Harrassment

Bothered,

Sounds like you should be bothered. You also have a way to make it stop. It’s called domestic criminal trespass and your husband can be charged with it if he comes on the property without your permission. I would suggest sending him a letter instructing him not to come back to the residence, and then you can have him charged.

You may also want to consider changing the locks.

You need to be aware that after the divorce judgment goes through that both of you lose the right to sue the other for property distribution (called equitable distribution; you can read more about it on our website), alimony, and post-separation support. If you aren’t interested in alimony or PSS, you may just want to let the divorce go through, though. After it’s final, he has no claim to the marital residence.

This assumes you haven’t signed a separation agreement, of course.

As far as the nasty emails, there’s not much more you can do, really. People who are determined to email nasty stuff can find a way to do it. If blocking addresses isn’t working, I would suggest deleting them. If you don’t respond, he’ll probably get bored. You may want to consider printing them and keeping them first, though. Emails can be pretty good evidence, should you ever need it.

David L. McGuire
Attorney
The Rosen Law Firm
4101 Lake Boone Trail, Suite 200
Raleigh, North Carolina 27607
NCdivorce.com
(919)787-6668

The response posted above is based upon the limited factual information made available and is not intended as a full and complete response to the question. The only reliable manner to obtain complete and adequate legal advice is to consult with an attorney, fully explain your situation, and allow the attorney sufficient opportunity to research the applicable law and facts required to render an accurate opinion. The basic information provided above is intended as a public service but a full discussion with an attorney should be undertaken before taking any action.

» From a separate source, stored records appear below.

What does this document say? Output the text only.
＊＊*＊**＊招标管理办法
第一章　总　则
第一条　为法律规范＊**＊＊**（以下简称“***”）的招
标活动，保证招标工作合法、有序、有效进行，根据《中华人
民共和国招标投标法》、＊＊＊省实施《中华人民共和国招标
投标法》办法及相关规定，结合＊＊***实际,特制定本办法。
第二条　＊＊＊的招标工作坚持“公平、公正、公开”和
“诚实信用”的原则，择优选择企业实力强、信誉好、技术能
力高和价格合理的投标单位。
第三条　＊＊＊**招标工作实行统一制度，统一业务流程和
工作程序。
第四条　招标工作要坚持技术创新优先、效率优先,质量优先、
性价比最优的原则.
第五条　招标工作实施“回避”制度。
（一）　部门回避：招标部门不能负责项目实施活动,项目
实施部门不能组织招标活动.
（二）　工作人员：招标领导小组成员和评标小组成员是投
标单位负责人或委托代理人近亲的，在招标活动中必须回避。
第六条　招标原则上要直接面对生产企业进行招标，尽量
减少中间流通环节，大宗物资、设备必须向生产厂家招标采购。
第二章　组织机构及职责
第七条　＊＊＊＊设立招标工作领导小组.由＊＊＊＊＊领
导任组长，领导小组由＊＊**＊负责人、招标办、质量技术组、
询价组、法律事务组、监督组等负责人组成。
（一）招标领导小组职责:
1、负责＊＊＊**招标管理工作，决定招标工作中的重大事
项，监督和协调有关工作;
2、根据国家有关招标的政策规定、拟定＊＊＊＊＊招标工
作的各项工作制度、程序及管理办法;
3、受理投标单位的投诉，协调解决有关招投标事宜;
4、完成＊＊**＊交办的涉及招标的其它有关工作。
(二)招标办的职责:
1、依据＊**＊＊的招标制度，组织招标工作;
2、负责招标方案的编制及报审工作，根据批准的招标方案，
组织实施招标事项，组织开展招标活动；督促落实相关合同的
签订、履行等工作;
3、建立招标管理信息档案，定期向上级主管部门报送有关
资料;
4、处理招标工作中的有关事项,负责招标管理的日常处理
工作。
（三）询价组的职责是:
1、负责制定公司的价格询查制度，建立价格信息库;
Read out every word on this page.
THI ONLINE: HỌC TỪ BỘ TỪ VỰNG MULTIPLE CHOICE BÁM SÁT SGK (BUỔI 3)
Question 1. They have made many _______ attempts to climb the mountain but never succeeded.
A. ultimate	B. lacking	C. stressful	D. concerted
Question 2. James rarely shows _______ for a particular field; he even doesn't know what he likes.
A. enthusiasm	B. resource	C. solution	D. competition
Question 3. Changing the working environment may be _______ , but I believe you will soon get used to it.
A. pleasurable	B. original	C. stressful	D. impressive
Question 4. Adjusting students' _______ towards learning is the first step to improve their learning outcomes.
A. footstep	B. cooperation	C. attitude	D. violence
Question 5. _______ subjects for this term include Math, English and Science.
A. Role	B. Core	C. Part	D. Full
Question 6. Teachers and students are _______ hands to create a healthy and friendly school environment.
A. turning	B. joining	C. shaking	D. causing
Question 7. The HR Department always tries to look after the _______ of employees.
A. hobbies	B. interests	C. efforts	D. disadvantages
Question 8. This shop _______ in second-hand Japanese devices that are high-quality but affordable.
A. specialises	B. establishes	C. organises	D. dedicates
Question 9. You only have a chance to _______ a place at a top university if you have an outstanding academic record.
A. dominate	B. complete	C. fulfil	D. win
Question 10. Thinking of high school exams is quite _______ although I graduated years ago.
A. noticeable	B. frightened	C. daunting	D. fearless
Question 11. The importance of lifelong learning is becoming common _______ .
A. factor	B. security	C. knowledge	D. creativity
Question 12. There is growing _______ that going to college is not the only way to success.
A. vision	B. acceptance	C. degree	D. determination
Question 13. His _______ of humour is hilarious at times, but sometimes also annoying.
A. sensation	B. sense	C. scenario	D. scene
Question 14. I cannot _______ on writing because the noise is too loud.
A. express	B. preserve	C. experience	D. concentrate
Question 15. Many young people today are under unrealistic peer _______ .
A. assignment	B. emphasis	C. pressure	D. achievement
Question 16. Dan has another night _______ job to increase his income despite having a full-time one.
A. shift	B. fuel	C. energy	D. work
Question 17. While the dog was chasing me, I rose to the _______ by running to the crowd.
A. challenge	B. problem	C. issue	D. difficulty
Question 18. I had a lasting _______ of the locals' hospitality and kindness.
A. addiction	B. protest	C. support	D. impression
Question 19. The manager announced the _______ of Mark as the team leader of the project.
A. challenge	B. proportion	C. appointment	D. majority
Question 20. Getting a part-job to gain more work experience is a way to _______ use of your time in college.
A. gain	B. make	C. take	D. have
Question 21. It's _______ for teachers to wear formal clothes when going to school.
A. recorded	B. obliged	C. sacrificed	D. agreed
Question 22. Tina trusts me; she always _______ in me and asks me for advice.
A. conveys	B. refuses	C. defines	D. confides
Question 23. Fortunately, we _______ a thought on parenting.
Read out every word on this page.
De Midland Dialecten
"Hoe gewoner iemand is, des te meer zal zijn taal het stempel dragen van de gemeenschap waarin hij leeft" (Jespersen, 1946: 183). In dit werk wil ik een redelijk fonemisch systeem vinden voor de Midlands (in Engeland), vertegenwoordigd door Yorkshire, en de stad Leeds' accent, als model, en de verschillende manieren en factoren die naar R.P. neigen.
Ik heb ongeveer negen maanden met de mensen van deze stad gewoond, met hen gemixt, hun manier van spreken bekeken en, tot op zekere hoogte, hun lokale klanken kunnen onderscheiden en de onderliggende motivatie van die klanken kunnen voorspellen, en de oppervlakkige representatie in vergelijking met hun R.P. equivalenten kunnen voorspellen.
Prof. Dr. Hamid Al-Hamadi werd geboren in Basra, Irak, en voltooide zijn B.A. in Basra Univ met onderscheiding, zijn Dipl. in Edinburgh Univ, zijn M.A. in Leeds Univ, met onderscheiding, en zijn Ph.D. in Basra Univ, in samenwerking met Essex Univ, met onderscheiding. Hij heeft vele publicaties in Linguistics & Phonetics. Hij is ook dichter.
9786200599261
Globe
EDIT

thank you, i will change the locks and write a letter.

hi,
my soon to be ex filed a self-help divorce with which i was served and the divorce will be final anytime after dec 11th. he moved out of my house where he lived for the two month duration of the marriage over a year ago. i have repeatedly told him to get his things from my house. he has said he doesnt want the and i should get rid of them. he comes to my house (which he gave up all legal claims to when i refinanced)when he thinks no one is here and goes through things. when he find certain items missing, he goes home and proceeds to email me a vulgar insulting note about how i got rid of his stuff. i never respond to these messages. then he would send a subsequent message telling me again to sell the stuff and he doesnt want any of it or the proceeds. then he repeats the coming agai. i was out of town on sat and he came on to the property again. my 14 year old daughter was home alone and scared stiff because this man is irrational and unbalanced. he went home and tried to email me, found i had blocked his address, and proceeded to make up a fake yahoo address with one of my friends name and send it. when i open it, i see the same abusive stuff.
what can i do to keep him away from us and off my property and stop his nasty messages. i am installing an alarm system tomorrow but that doesnt stop him for coming on the property going under the house. i called th epolice and they said we were still married legally so they cant do anything. can i go downtown and file a complaint or something?